Fluorophore-tagged Poly-ʟ-lysine Block Copolymers for Biomedical Applications

Abstract

Fluorescent PEGylated poly-ʟ-lysine copolymers were developed through ring-opening polymerization (ROP). To achieve this, ε-Cbz ʟ-Lysine was converted to its corresponding NCA. Subsequently, Poly(ethylene glycol) methyl ether was converted to Poly(ethylene glycol) methyl ether amine, which was then used to initiate the ring-opening polymerization (ROP) of ε-Cbz ʟ-Lysine NCA to yield di-block copolymers. The polymerization conditions such as solvent (only DMF vs DMF-CHCl3), catalyst (with/without IMes-NHC) and [M]/[I] feed ratio (i.e., 25, 50, 75 and 100) were varied to investigate their effect on the PEG polypeptide synthesis. The real-time kinetic studies were performed by FT-IR to understand how the presence of catalyst affects the polymerization rate. Also, α-helical induced enhancement of polymerization was observed.
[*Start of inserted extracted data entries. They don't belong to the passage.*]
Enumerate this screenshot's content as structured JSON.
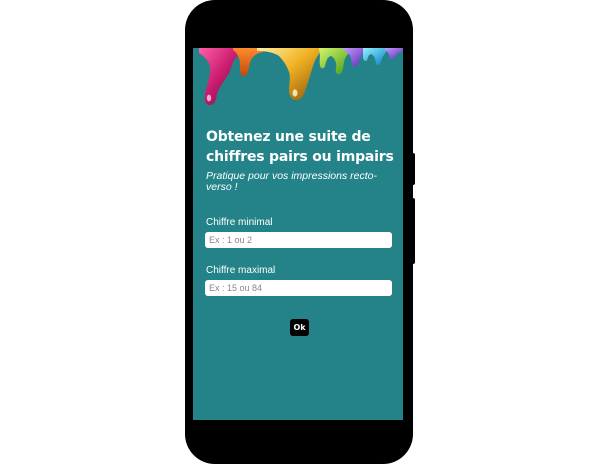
{
  "form": {
    "title": "Obtenez une suite de chiffres pairs ou impairs",
    "subtitle": "Pratique pour vos impressions recto-verso !",
    "min_label": "Chiffre minimal",
    "min_placeholder": "Ex : 1 ou 2",
    "min_value": "",
    "max_label": "Chiffre maximal",
    "max_placeholder": "Ex : 15 ou 84",
    "max_value": "",
    "ok_label": "Ok"
  },
  "colors": {
    "screen_background": "#238389",
    "button_background": "#000000",
    "text": "#ffffff"
  },
  "icons": {
    "header_art": "paint-drips-image"
  }
}
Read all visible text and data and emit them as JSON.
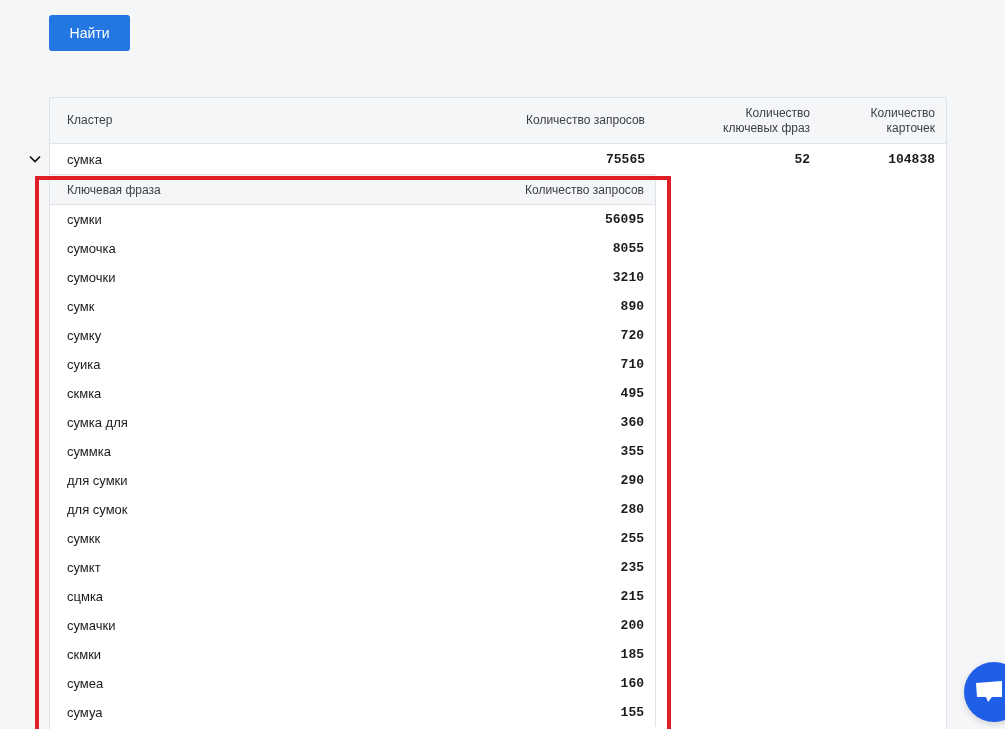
{
  "search_button": "Найти",
  "table": {
    "columns": [
      "Кластер",
      "Количество запросов",
      "Количество ключевых фраз",
      "Количество карточек"
    ],
    "rows": [
      {
        "cluster": "сумка",
        "queries": "75565",
        "phrases": "52",
        "cards": "104838",
        "expanded": true,
        "keywords": {
          "columns": [
            "Ключевая фраза",
            "Количество запросов"
          ],
          "rows": [
            {
              "phrase": "сумки",
              "queries": "56095"
            },
            {
              "phrase": "сумочка",
              "queries": "8055"
            },
            {
              "phrase": "сумочки",
              "queries": "3210"
            },
            {
              "phrase": "сумк",
              "queries": "890"
            },
            {
              "phrase": "сумку",
              "queries": "720"
            },
            {
              "phrase": "суика",
              "queries": "710"
            },
            {
              "phrase": "скмка",
              "queries": "495"
            },
            {
              "phrase": "сумка для",
              "queries": "360"
            },
            {
              "phrase": "суммка",
              "queries": "355"
            },
            {
              "phrase": "для сумки",
              "queries": "290"
            },
            {
              "phrase": "для сумок",
              "queries": "280"
            },
            {
              "phrase": "сумкк",
              "queries": "255"
            },
            {
              "phrase": "сумкт",
              "queries": "235"
            },
            {
              "phrase": "сцмка",
              "queries": "215"
            },
            {
              "phrase": "сумачки",
              "queries": "200"
            },
            {
              "phrase": "скмки",
              "queries": "185"
            },
            {
              "phrase": "сумеа",
              "queries": "160"
            },
            {
              "phrase": "сумуа",
              "queries": "155"
            }
          ]
        }
      }
    ]
  }
}
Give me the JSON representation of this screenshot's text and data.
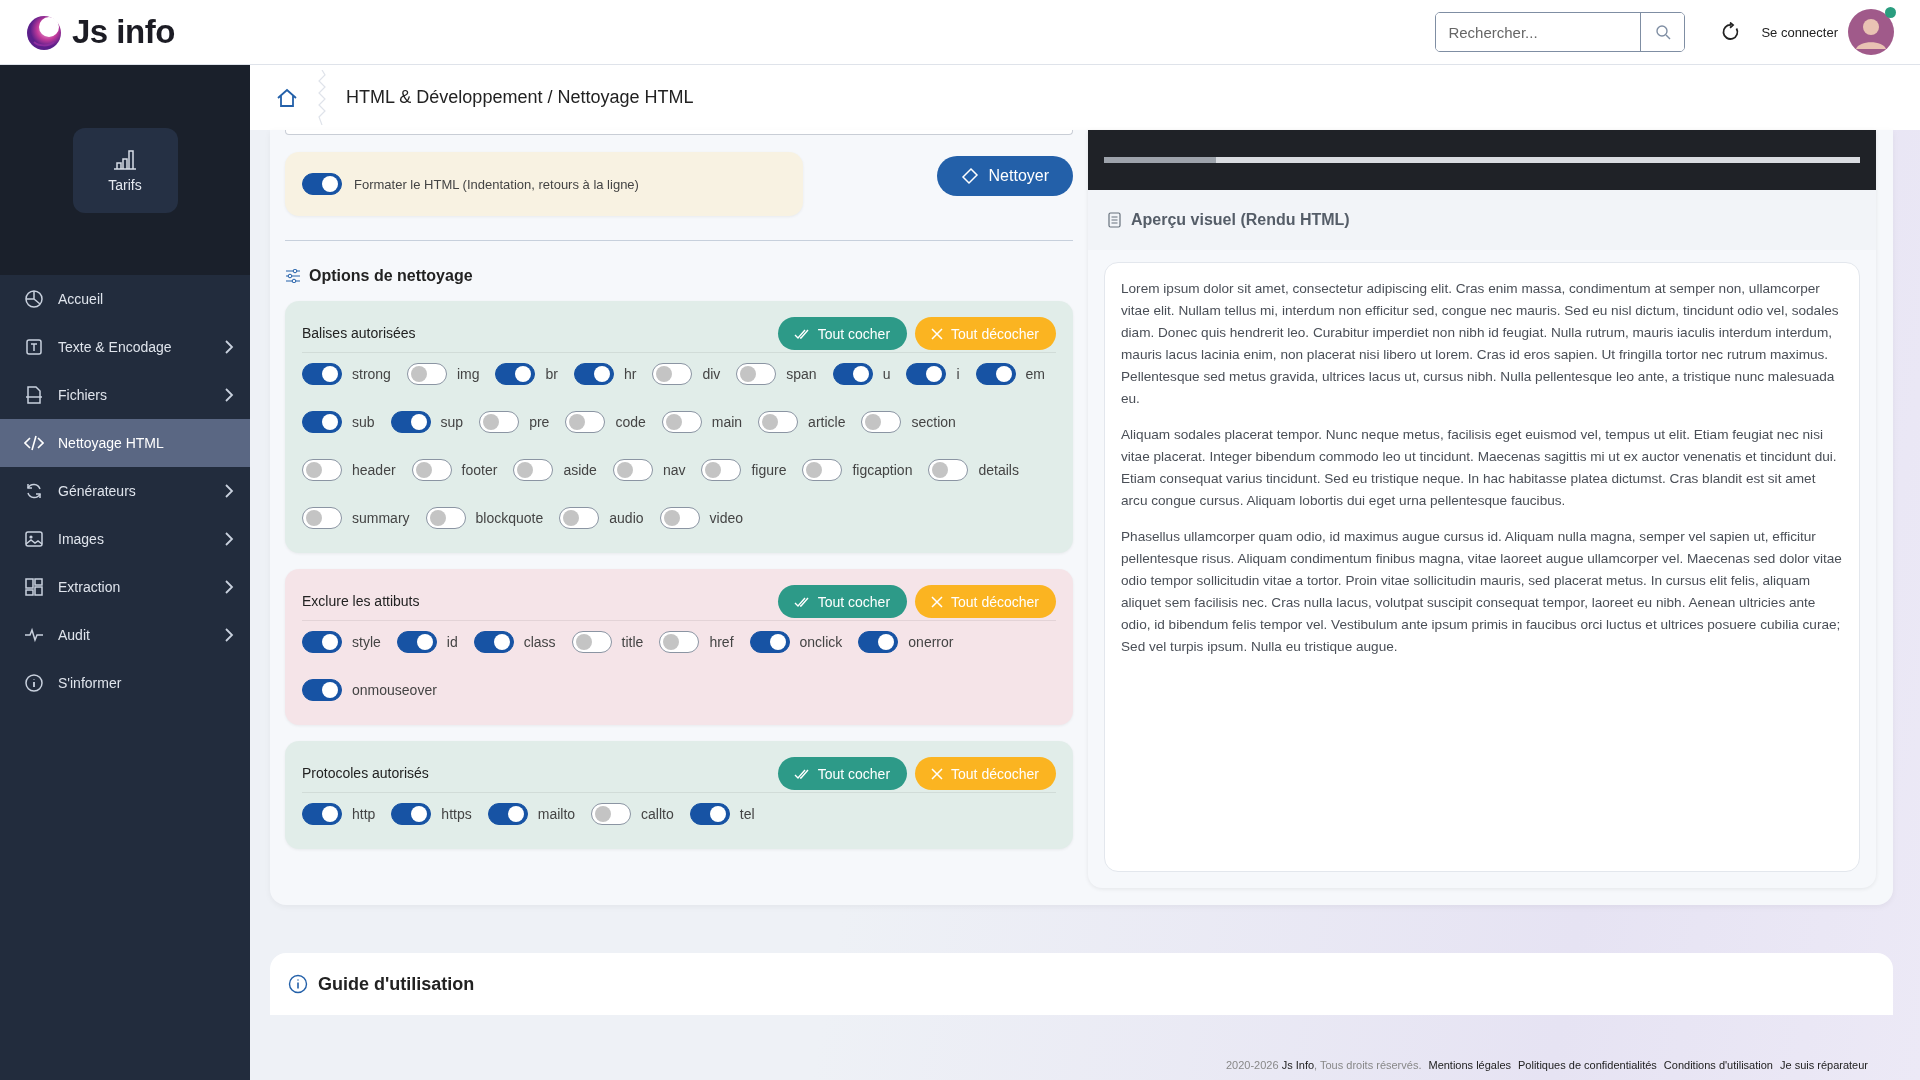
{
  "header": {
    "logo": "Js info",
    "search": {
      "placeholder": "Rechercher..."
    },
    "login": "Se connecter",
    "avatar": {
      "online": true
    }
  },
  "sidebar": {
    "promo": "Tarifs",
    "items": [
      {
        "label": "Accueil",
        "submenu": false,
        "selected": false
      },
      {
        "label": "Texte & Encodage",
        "submenu": true,
        "selected": false
      },
      {
        "label": "Fichiers",
        "submenu": true,
        "selected": false
      },
      {
        "label": "Nettoyage HTML",
        "submenu": false,
        "selected": true
      },
      {
        "label": "Générateurs",
        "submenu": true,
        "selected": false
      },
      {
        "label": "Images",
        "submenu": true,
        "selected": false
      },
      {
        "label": "Extraction",
        "submenu": true,
        "selected": false
      },
      {
        "label": "Audit",
        "submenu": true,
        "selected": false
      },
      {
        "label": "S'informer",
        "submenu": false,
        "selected": false
      }
    ]
  },
  "breadcrumb": "HTML & Développement / Nettoyage HTML",
  "format_option": {
    "label": "Formater le HTML (Indentation, retours à la ligne)",
    "on": true
  },
  "clean_button": "Nettoyer",
  "options_title": "Options de nettoyage",
  "groups": [
    {
      "kind": "allowed",
      "title": "Balises autorisées",
      "check_all": "Tout cocher",
      "uncheck_all": "Tout décocher",
      "options": [
        {
          "label": "strong",
          "on": true
        },
        {
          "label": "img",
          "on": false
        },
        {
          "label": "br",
          "on": true
        },
        {
          "label": "hr",
          "on": true
        },
        {
          "label": "div",
          "on": false
        },
        {
          "label": "span",
          "on": false
        },
        {
          "label": "u",
          "on": true
        },
        {
          "label": "i",
          "on": true
        },
        {
          "label": "em",
          "on": true
        },
        {
          "label": "sub",
          "on": true
        },
        {
          "label": "sup",
          "on": true
        },
        {
          "label": "pre",
          "on": false
        },
        {
          "label": "code",
          "on": false
        },
        {
          "label": "main",
          "on": false
        },
        {
          "label": "article",
          "on": false
        },
        {
          "label": "section",
          "on": false
        },
        {
          "label": "header",
          "on": false
        },
        {
          "label": "footer",
          "on": false
        },
        {
          "label": "aside",
          "on": false
        },
        {
          "label": "nav",
          "on": false
        },
        {
          "label": "figure",
          "on": false
        },
        {
          "label": "figcaption",
          "on": false
        },
        {
          "label": "details",
          "on": false
        },
        {
          "label": "summary",
          "on": false
        },
        {
          "label": "blockquote",
          "on": false
        },
        {
          "label": "audio",
          "on": false
        },
        {
          "label": "video",
          "on": false
        }
      ]
    },
    {
      "kind": "excluded",
      "title": "Exclure les attibuts",
      "check_all": "Tout cocher",
      "uncheck_all": "Tout décocher",
      "options": [
        {
          "label": "style",
          "on": true
        },
        {
          "label": "id",
          "on": true
        },
        {
          "label": "class",
          "on": true
        },
        {
          "label": "title",
          "on": false
        },
        {
          "label": "href",
          "on": false
        },
        {
          "label": "onclick",
          "on": true
        },
        {
          "label": "onerror",
          "on": true
        },
        {
          "label": "onmouseover",
          "on": true
        }
      ]
    },
    {
      "kind": "allowed",
      "title": "Protocoles autorisés",
      "check_all": "Tout cocher",
      "uncheck_all": "Tout décocher",
      "options": [
        {
          "label": "http",
          "on": true
        },
        {
          "label": "https",
          "on": true
        },
        {
          "label": "mailto",
          "on": true
        },
        {
          "label": "callto",
          "on": false
        },
        {
          "label": "tel",
          "on": true
        }
      ]
    }
  ],
  "preview": {
    "title": "Aperçu visuel (Rendu HTML)",
    "paragraphs": [
      "Lorem ipsum dolor sit amet, consectetur adipiscing elit. Cras enim massa, condimentum at semper non, ullamcorper vitae elit. Nullam tellus mi, interdum non efficitur sed, congue nec mauris. Sed eu nisl dictum, tincidunt odio vel, sodales diam. Donec quis hendrerit leo. Curabitur imperdiet non nibh id feugiat. Nulla rutrum, mauris iaculis interdum interdum, mauris lacus lacinia enim, non placerat nisi libero ut lorem. Cras id eros sapien. Ut fringilla tortor nec rutrum maximus. Pellentesque sed metus gravida, ultrices lacus ut, cursus nibh. Nulla pellentesque leo ante, a tristique nunc malesuada eu.",
      "Aliquam sodales placerat tempor. Nunc neque metus, facilisis eget euismod vel, tempus ut elit. Etiam feugiat nec nisi vitae placerat. Integer bibendum commodo leo ut tincidunt. Maecenas sagittis mi ut ex auctor venenatis et tincidunt dui. Etiam consequat varius tincidunt. Sed eu tristique neque. In hac habitasse platea dictumst. Cras blandit est sit amet arcu congue cursus. Aliquam lobortis dui eget urna pellentesque faucibus.",
      "Phasellus ullamcorper quam odio, id maximus augue cursus id. Aliquam nulla magna, semper vel sapien ut, efficitur pellentesque risus. Aliquam condimentum finibus magna, vitae laoreet augue ullamcorper vel. Maecenas sed dolor vitae odio tempor sollicitudin vitae a tortor. Proin vitae sollicitudin mauris, sed placerat metus. In cursus elit felis, aliquam aliquet sem facilisis nec. Cras nulla lacus, volutpat suscipit consequat tempor, laoreet eu nibh. Aenean ultricies ante odio, id bibendum felis tempor vel. Vestibulum ante ipsum primis in faucibus orci luctus et ultrices posuere cubilia curae; Sed vel turpis ipsum. Nulla eu tristique augue."
    ]
  },
  "guide": {
    "title": "Guide d'utilisation"
  },
  "footer": {
    "years": "2020-2026",
    "brand": "Js Info",
    "rights": ", Tous droits réservés.",
    "links": [
      "Mentions légales",
      "Politiques de confidentialités",
      "Conditions d'utilisation",
      "Je suis réparateur"
    ]
  }
}
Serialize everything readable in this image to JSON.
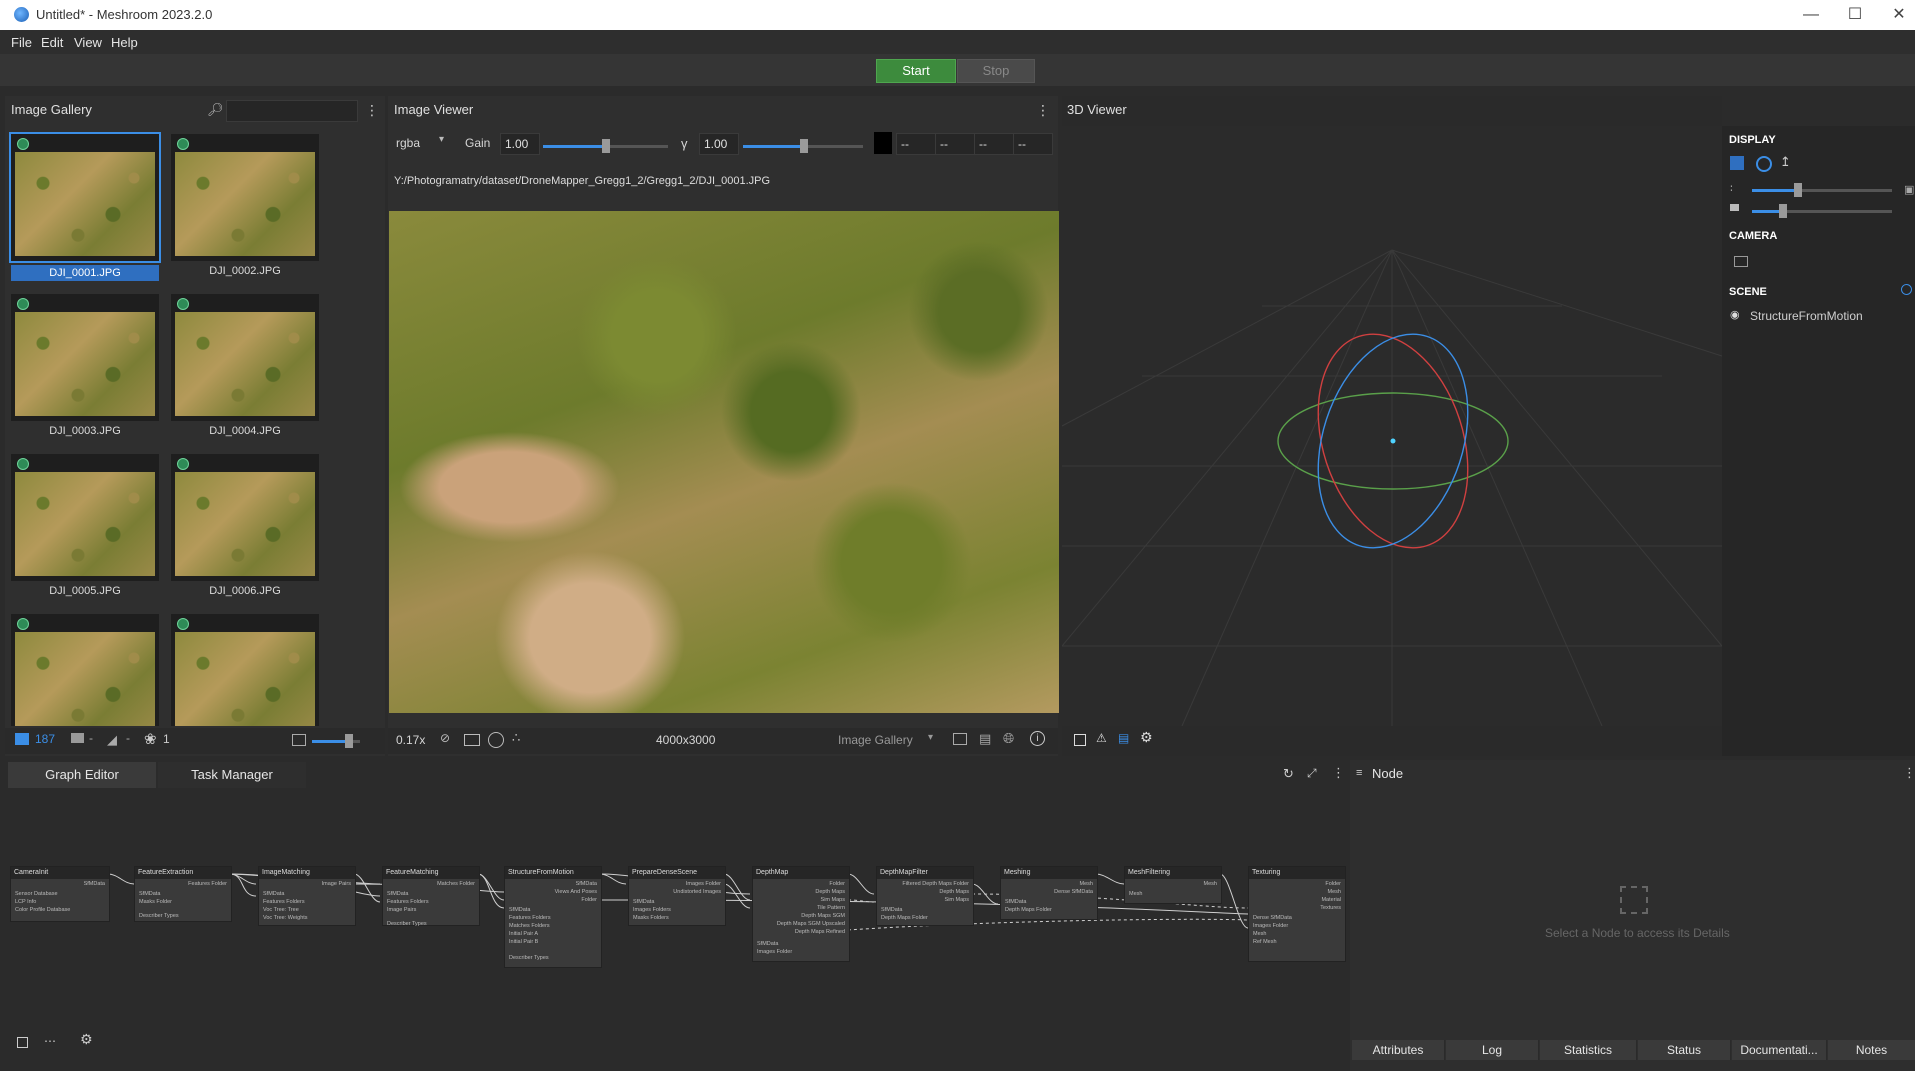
{
  "window": {
    "title": "Untitled* - Meshroom 2023.2.0",
    "minimize": "—",
    "maximize": "☐",
    "close": "✕"
  },
  "menu": {
    "file": "File",
    "edit": "Edit",
    "view": "View",
    "help": "Help"
  },
  "toolbar": {
    "start": "Start",
    "stop": "Stop"
  },
  "gallery": {
    "title": "Image Gallery",
    "search_placeholder": "",
    "images": [
      "DJI_0001.JPG",
      "DJI_0002.JPG",
      "DJI_0003.JPG",
      "DJI_0004.JPG",
      "DJI_0005.JPG",
      "DJI_0006.JPG",
      "",
      ""
    ],
    "selected_index": 0,
    "footer": {
      "image_count": "187",
      "cam_count": "-",
      "intr_count": "-",
      "group_count": "1"
    }
  },
  "image_viewer": {
    "title": "Image Viewer",
    "channel": "rgba",
    "gain_label": "Gain",
    "gain": "1.00",
    "gamma_label": "γ",
    "gamma": "1.00",
    "color_fields": [
      "--",
      "--",
      "--",
      "--"
    ],
    "path": "Y:/Photogramatry/dataset/DroneMapper_Gregg1_2/Gregg1_2/DJI_0001.JPG",
    "zoom": "0.17x",
    "resolution": "4000x3000",
    "source": "Image Gallery"
  },
  "viewer3d": {
    "title": "3D Viewer",
    "display_header": "DISPLAY",
    "camera_header": "CAMERA",
    "scene_header": "SCENE",
    "scene_items": [
      "StructureFromMotion"
    ]
  },
  "graph": {
    "tabs": [
      "Graph Editor",
      "Task Manager"
    ],
    "nodes": [
      {
        "name": "CameraInit",
        "inputs": [
          "Sensor Database",
          "LCP Info",
          "Color Profile Database"
        ],
        "outputs": [
          "SfMData"
        ]
      },
      {
        "name": "FeatureExtraction",
        "inputs": [
          "SfMData",
          "Masks Folder",
          "Describer Types"
        ],
        "outputs": [
          "Features Folder"
        ]
      },
      {
        "name": "ImageMatching",
        "inputs": [
          "SfMData",
          "Features Folders",
          "Voc Tree: Tree",
          "Voc Tree: Weights"
        ],
        "outputs": [
          "Image Pairs"
        ]
      },
      {
        "name": "FeatureMatching",
        "inputs": [
          "SfMData",
          "Features Folders",
          "Image Pairs",
          "Describer Types"
        ],
        "outputs": [
          "Matches Folder"
        ]
      },
      {
        "name": "StructureFromMotion",
        "inputs": [
          "SfMData",
          "Features Folders",
          "Matches Folders",
          "Initial Pair A",
          "Initial Pair B",
          "Describer Types"
        ],
        "outputs": [
          "SfMData",
          "Views And Poses",
          "Folder"
        ]
      },
      {
        "name": "PrepareDenseScene",
        "inputs": [
          "SfMData",
          "Images Folders",
          "Masks Folders"
        ],
        "outputs": [
          "Images Folder",
          "Undistorted Images"
        ]
      },
      {
        "name": "DepthMap",
        "inputs": [
          "SfMData",
          "Images Folder"
        ],
        "outputs": [
          "Folder",
          "Depth Maps",
          "Sim Maps",
          "Tile Pattern",
          "Depth Maps SGM",
          "Depth Maps SGM Upscaled",
          "Depth Maps Refined"
        ]
      },
      {
        "name": "DepthMapFilter",
        "inputs": [
          "SfMData",
          "Depth Maps Folder"
        ],
        "outputs": [
          "Filtered Depth Maps Folder",
          "Depth Maps",
          "Sim Maps"
        ]
      },
      {
        "name": "Meshing",
        "inputs": [
          "SfMData",
          "Depth Maps Folder"
        ],
        "outputs": [
          "Mesh",
          "Dense SfMData"
        ]
      },
      {
        "name": "MeshFiltering",
        "inputs": [
          "Mesh"
        ],
        "outputs": [
          "Mesh"
        ]
      },
      {
        "name": "Texturing",
        "inputs": [
          "Dense SfMData",
          "Images Folder",
          "Mesh",
          "Ref Mesh"
        ],
        "outputs": [
          "Folder",
          "Mesh",
          "Material",
          "Textures"
        ]
      }
    ]
  },
  "node_panel": {
    "title": "Node",
    "empty_message": "Select a Node to access its Details",
    "tabs": [
      "Attributes",
      "Log",
      "Statistics",
      "Status",
      "Documentati...",
      "Notes"
    ]
  },
  "colors": {
    "accent": "#3b8ee6",
    "start": "#3d8b3d",
    "panel": "#2f2f2f"
  }
}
The structure and degree of polymerization (Xn) of these polymers were confirmed by proton NMR spectroscopy. Gel permeation chromatography (GPC) was used to determine the number and weight average molecular weights (Mn and Mw) with DMF as the solvent using PEG standards. The Cbz-protected di-block polymers were deprotected to yield cationic PEG Poly-ʟ-lysine di-block polymers. The coumarin-based fluorescent probes were synthesized by Knoevenagel condensation reaction of 4-(Diethylamino)salicylaldehyde and diethyl malonate. This was then coupled to PEG Poly-ʟ-lysine to yield polymer-probe conjugates. The fluorescent tag on the polymeric architecture provides insight into the polymer's fate, which would otherwise be difficult due to the polymer's non-fluorescent nature. The probe and polymer-probe conjugates show an emission maximum at the wavelengths of 460-480 nm with water and DMSO as a solvent. The dynamic light scattering studies show the size of these nano-assemblies as <160 nm while the zeta potentials were in the range of +19-44 mV. The antimicrobial action of these polymers was tested in E. coli. and the mammalian cell viability was tested in Hela and MCF-7 cancer cell lines. The cellular uptake was tested in MCF-7 cell lines and monitored through confocal microscopy.